Naar mijn mening schuilt er waarheid in deze beschuldiging, vooral met betrekking tot reguliere Marxisten, maar ook libertaire Marxisten en zelfs anarchisten. Tegelijkertijd is het overdreven. Zijn waardering voor de positieve voorstellen van anarchisten en andere libertaire socialisten is vertroebeld door de wens om volledig uitgewerkte programma’s te zien voor een nieuwe samenleving, zoals zijn Parecon, wat hem ertoe bracht om antiautoritaire voorstellen te negeren die waardevol zijn, al zijn ze vaak minder gedetailleerd.
Albert citeert bijvoorbeeld de bewering van de grote Italiaanse anarchist Errico Malatesta dat anarchisten “de volledige vernietiging van de overheersing en uitbuiting van de ene mens door de andere mens … een bewuste en gewenste solidariteit [willen] … We willen brood, vrijheid, liefde en wetenschap – voor iedereen. “Waarop Albert antwoordt: “Ja, ja, maar hoe?”(176). Dit zou geen retorische vraag moeten zijn. Hoe dacht Malatesta dat iedereen “brood, vrijheid, liefde en wetenschap” zou bereiken in een anarchistische samenleving? Hoewel hij geen ontwikkelde blauwdruk had, had hij wel een benadering om anarchistische instellingen te ontwikkelen – de anarchistische methode.
Wie was Malatesta?
Errico Malatesta, geboren in 1853 in een Italiaanse familie uit de middenklasse, verdiende zijn brood als elektricien en monteur. Hij kende persoonlijk Michael Bakoenin en Peter Kropotkin, maar anders dan hen, leefde hij lang genoeg om de opkomst van het fascisme mee te kunnen maken. Hij zat vaak gevangen en werd drie maal ter dood veroordeeld. Vanwege politieke vervolging in Italië bracht hij meer dan de helft van zijn volwassen leven door in ballingschap. Hij woonde in het Midden-Oosten, in Zuid-Amerika, in de Verenigde Staten en ongeveer negentien jaar in Groot-Brittannië. Stervend in zijn negenenzeventigste jaar in 1932, had hij zijn laatste jaren onder huisarrest doorgebracht in het fascistische Italië.
Als een jonge man nam hij deel aan een paar kleine, mislukte opstanden, pogingen om boerenopstanden aan te wakkeren zonder eerst de steun van de bevolking te zoeken (Pernicone, 1993). Hij heeft dat ingeruild voor een meer doordachte aanpak, maar hij is nooit opgehouden revolutionair te zijn. Hij bekritiseerde die anarcho-syndicalisten die dachten dat een revolutie geweldloos gewonnen kon worden, simpelweg door “de wapens te begraven” en een algemene staking uit te roepen. De kapitalisten en hun staat konden niet verslagen worden, benadrukte hij, zonder enige gewapende strijd om de arbeiders te verdedigen. Omdat hij een voorstander was van de volksrevolutie, steunde hij echter niet de bomaanslag- en moordtactieken (“attentats”) van anarchistische terroristen (Malatesta, 1999).

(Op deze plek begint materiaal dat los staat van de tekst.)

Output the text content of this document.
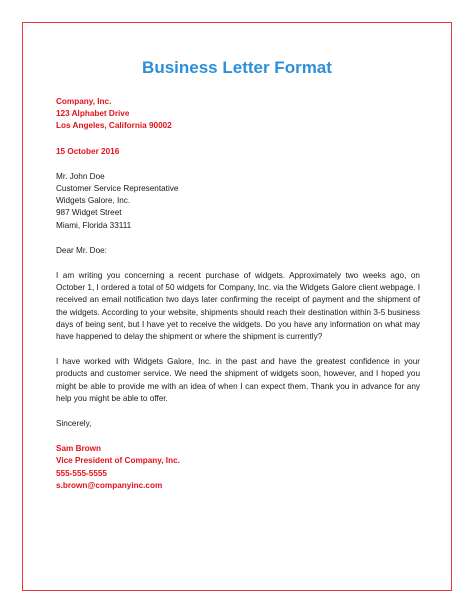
Business Letter Format
Company, Inc.
123 Alphabet Drive
Los Angeles, California 90002
15 October 2016
Mr. John Doe
Customer Service Representative
Widgets Galore, Inc.
987 Widget Street
Miami, Florida 33111
Dear Mr. Doe:

I am writing you concerning a recent purchase of widgets. Approximately two weeks ago, on October 1, I ordered a total of 50 widgets for Company, Inc. via the Widgets Galore client webpage. I received an email notification two days later confirming the receipt of payment and the shipment of the widgets. According to your website, shipments should reach their destination within 3-5 business days of being sent, but I have yet to receive the widgets. Do you have any information on what may have happened to delay the shipment or where the shipment is currently?

I have worked with Widgets Galore, Inc. in the past and have the greatest confidence in your products and customer service. We need the shipment of widgets soon, however, and I hoped you might be able to provide me with an idea of when I can expect them. Thank you in advance for any help you might be able to offer.

Sincerely,
Sam Brown
Vice President of Company, Inc.
555-555-5555
s.brown@companyinc.com
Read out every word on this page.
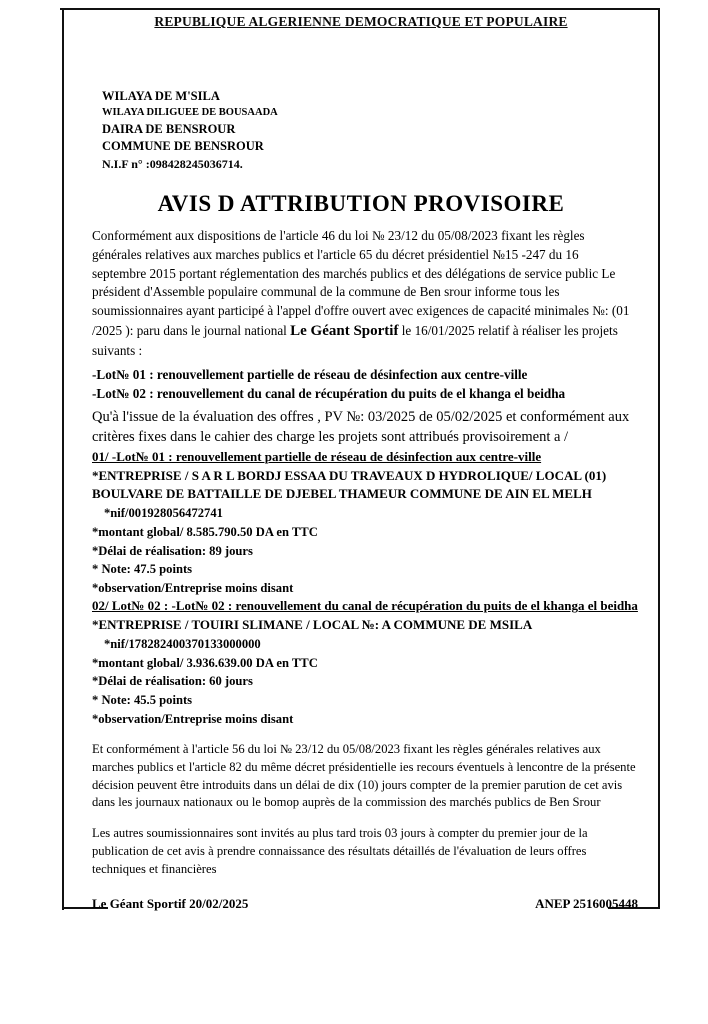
REPUBLIQUE ALGERIENNE DEMOCRATIQUE ET POPULAIRE
WILAYA DE M'SILA
WILAYA DILIGUEE DE BOUSAADA
DAIRA DE BENSROUR
COMMUNE DE BENSROUR
N.I.F n° :098428245036714.
AVIS D ATTRIBUTION PROVISOIRE

Conformément aux dispositions de l'article 46 du loi № 23/12 du 05/08/2023 fixant les règles générales relatives aux marches publics et l'article 65 du décret présidentiel №15 -247 du 16 septembre 2015 portant réglementation des marchés publics et des délégations de service public Le président d'Assemble populaire communal de la commune de Ben srour informe tous les soumissionnaires ayant participé à l'appel d'offre ouvert avec exigences de capacité minimales №: (01 /2025 ): paru dans le journal national Le Géant Sportif le 16/01/2025 relatif à réaliser les projets suivants :

-Lot№ 01 : renouvellement partielle de réseau de désinfection aux centre-ville
-Lot№ 02 : renouvellement du canal de récupération du puits de el khanga el beidha
Qu'à l'issue de la évaluation des offres , PV №: 03/2025 de 05/02/2025 et conformément aux critères fixes dans le cahier des charge les projets sont attribués provisoirement a /
01/ -Lot№ 01 : renouvellement partielle de réseau de désinfection aux centre-ville
*ENTREPRISE / S A R L BORDJ ESSAA DU TRAVEAUX D HYDROLIQUE/ LOCAL (01) BOULVARE DE BATTAILLE DE DJEBEL THAMEUR COMMUNE DE AIN EL MELH
*nif/001928056472741
*montant global/ 8.585.790.50 DA en TTC
*Délai de réalisation: 89 jours
* Note: 47.5 points
*observation/Entreprise moins disant
02/ Lot№ 02 : -Lot№ 02 : renouvellement du canal de récupération du puits de el khanga el beidha
*ENTREPRISE / TOUIRI SLIMANE / LOCAL №: A COMMUNE DE MSILA
*nif/178282400370133000000
*montant global/ 3.936.639.00 DA en TTC
*Délai de réalisation: 60 jours
* Note: 45.5 points
*observation/Entreprise moins disant

Et conformément à l'article 56 du loi № 23/12 du 05/08/2023 fixant les règles générales relatives aux marches publics et l'article 82 du même décret présidentielle ies recours éventuels à lencontre de la présente décision peuvent être introduits dans un délai de dix (10) jours compter de la premier parution de cet avis dans les journaux nationaux ou le bomop auprès de la commission des marchés publics de Ben Srour

Les autres soumissionnaires sont invités au plus tard trois 03 jours à compter du premier jour de la publication de cet avis à prendre connaissance des résultats détaillés de l'évaluation de leurs offres techniques et financières

Le Géant Sportif 20/02/2025	ANEP 2516005448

Volgens Malatesta zijn er “twee stromingen onder degenen die zichzelf anarchisten noemen … aanhangers en tegenstanders van organisatie” (1984, 84). Deze verschillen blijven tot op de dag van vandaag bestaan. Malatesta was een pro-organisatie anarchist. Afgezien van meningsverschillen met anarchistisch-individualisten, was dit ook zijn twistpunt met de anarcho-syndicalisten. Op de internationale anarchistische conferentie van 1907 debatteerde hij met de Franse anarchist Pierre Monatte (1881-1960). Monatte voerde aan dat anarchisten zouden moeten stoppen zich te richten op propaganda in kleine groep, die kranten en pamfletten in kleine oplage uitbrachten , en zich zouden moeten toeleggen op het opbouwen van vakbonden (syndicaten) met andere arbeiders.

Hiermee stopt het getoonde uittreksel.